Yaşlanan kişiye bakmak bedensel, zihinsel ve ruhsal yönden yorucu ve yıpratıcıdır. Çünkü adeta bir bebek gibi ilgi, destek ve ihtimam isteyen yaşlı kişileri fiziksel yönden desteklemek, kollayıp taşımak, hastaneye götürmek, öz bakımını yapmak, beslemek, egzersizlerini yaptırtmak, odasını, evini derleyip toplamak, alış-verişini ve yemeğini yapmak, dinleyip yönlendirmek kolay olmadığından, sağlıklı bir iletişim kurulması gerekli.
Bakım veren kişinin yaşlanan kişiyle kuracağı iletişimin kalitesi de önemli. Bu nedenle bakım verenlerin göz göze iletişim kurması, sözünü kesmemesi, tek yanıtlı ya da evet – hayırlı sorular sorması ve yanıtını beklemesi, tane tane, yüksek sesle, jest ve mimiklerle konuşması, gerektiğinde soru/yanıtını tekrarlaması, ev içi ve dışında hareket etmesini sağlaması, geçmişten konuşurken, sözü bugüne ve geleceğe getirmemesi, vereceği tepkiyi geciktirmesi, yalnız kalması gerektiğinde –eğer okuyabiliyorsa- görebileceği yerlere, ‘ilacını al' ,”suyunu iç' gibi notlar bırakması, dışarıya yalnız çıkacağında üzerinde kimlik bilgisi + adres + telefon numarası vb.nin yer almasına dikkat etmesi gerekir ki; bunları yaşama geçirmek çok da kolay bir şey değildir.

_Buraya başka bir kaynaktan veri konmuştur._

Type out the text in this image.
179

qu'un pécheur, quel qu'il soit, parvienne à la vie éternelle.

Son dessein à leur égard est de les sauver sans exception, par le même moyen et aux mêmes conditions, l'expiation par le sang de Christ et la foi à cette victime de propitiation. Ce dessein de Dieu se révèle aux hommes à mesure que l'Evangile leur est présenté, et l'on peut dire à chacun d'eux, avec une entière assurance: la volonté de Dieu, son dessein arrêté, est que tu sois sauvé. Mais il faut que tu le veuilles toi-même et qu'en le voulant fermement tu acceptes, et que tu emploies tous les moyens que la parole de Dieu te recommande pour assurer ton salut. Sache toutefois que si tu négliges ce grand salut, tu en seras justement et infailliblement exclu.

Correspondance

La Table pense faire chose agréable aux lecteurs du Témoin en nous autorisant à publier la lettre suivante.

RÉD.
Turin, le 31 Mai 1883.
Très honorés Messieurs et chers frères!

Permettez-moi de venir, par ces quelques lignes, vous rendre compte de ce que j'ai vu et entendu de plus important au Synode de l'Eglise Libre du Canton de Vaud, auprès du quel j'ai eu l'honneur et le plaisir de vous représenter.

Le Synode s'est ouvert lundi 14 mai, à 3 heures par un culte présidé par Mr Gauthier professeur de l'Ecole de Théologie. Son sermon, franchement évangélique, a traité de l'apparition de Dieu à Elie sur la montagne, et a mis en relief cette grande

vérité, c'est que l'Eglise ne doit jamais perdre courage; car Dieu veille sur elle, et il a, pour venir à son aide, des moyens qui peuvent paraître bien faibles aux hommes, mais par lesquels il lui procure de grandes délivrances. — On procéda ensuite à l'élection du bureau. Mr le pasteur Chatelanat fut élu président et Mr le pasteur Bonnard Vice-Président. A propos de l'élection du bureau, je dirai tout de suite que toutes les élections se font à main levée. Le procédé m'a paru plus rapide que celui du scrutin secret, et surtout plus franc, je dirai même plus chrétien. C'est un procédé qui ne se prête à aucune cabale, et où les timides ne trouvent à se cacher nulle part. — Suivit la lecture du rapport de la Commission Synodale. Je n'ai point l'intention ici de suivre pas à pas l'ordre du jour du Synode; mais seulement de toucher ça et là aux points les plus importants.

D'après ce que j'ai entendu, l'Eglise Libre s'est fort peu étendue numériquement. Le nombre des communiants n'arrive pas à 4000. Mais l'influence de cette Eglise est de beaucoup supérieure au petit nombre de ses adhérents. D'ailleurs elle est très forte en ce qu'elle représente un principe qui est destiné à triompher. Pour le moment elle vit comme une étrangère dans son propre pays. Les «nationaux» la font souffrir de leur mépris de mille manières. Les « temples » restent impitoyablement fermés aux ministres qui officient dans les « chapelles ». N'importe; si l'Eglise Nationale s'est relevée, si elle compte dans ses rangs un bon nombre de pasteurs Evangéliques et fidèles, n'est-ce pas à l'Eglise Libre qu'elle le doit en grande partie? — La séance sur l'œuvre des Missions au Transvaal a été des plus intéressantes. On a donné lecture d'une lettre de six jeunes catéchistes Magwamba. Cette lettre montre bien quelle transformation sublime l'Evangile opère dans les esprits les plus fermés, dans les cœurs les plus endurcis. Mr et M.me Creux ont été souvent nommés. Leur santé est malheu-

Bakım veren kişi bu köreltici ve tekrarlayıcı işi yaparken kendi yaşam kalitesini de koruması önemli. Bu nedenle yaşlanan kişilerin normal bireylere benzeyemeyeceğini bilmesi, sakin olmaya çalışması, sıkça açık havaya çıkması, kendine -ve sevdiklerine de - zaman ayırması, keyif aldığı şeyleri yapmayı sürdürmesi, rahatlama tekniklerini öğrenerek uygulaması ve tüm zamanını yaşlıya ayırmaması önemlidir.
Bakım veren kişinin -ve ailesinin- yaşam kalitesini arttırmaya çabaladığı yaşlanan kişinin de onlara destek olması gerekir. Bu nedenle çatışma yerine dayanışmayı, torun, çocuk, gelin/damatlarıyla belli bir mesafeyi koruma ve yaşamlarına müdahil olmamayı, aileyi birleştirici rol üstlenmeyi, yakınlarının da sıkıntısı olabileceğinden hareketle gerektiğinde paylaşabilmeyi ve en önemlisi hayata katılmaya istekli olmayı ilke edinmesi gerekir.
Bakım kalitesi yaşlanan kişinin durumunu kabullenme düzeyi, yaşadığı yerin fiziki koşulları, bakan kişinin –ve ailesinin- onu ve durumunu kabullenme derecesi, sosyo-ekonomik durumu ile entelektüel düzeyi, terk edilme, ümitsizlik, yalnızlık, sevgisizlik vb. gibi olumsuz duyguları, stresle baş edebilmesi, depresyon durumu ve en önemlisi kişilik özellikleriyle ilgilidir.
Unutmaması gerekir ki; bakım hizmetinin kalitesi, yaşlanan kişinin yaşam kalitesini arttırır ya da azaltır.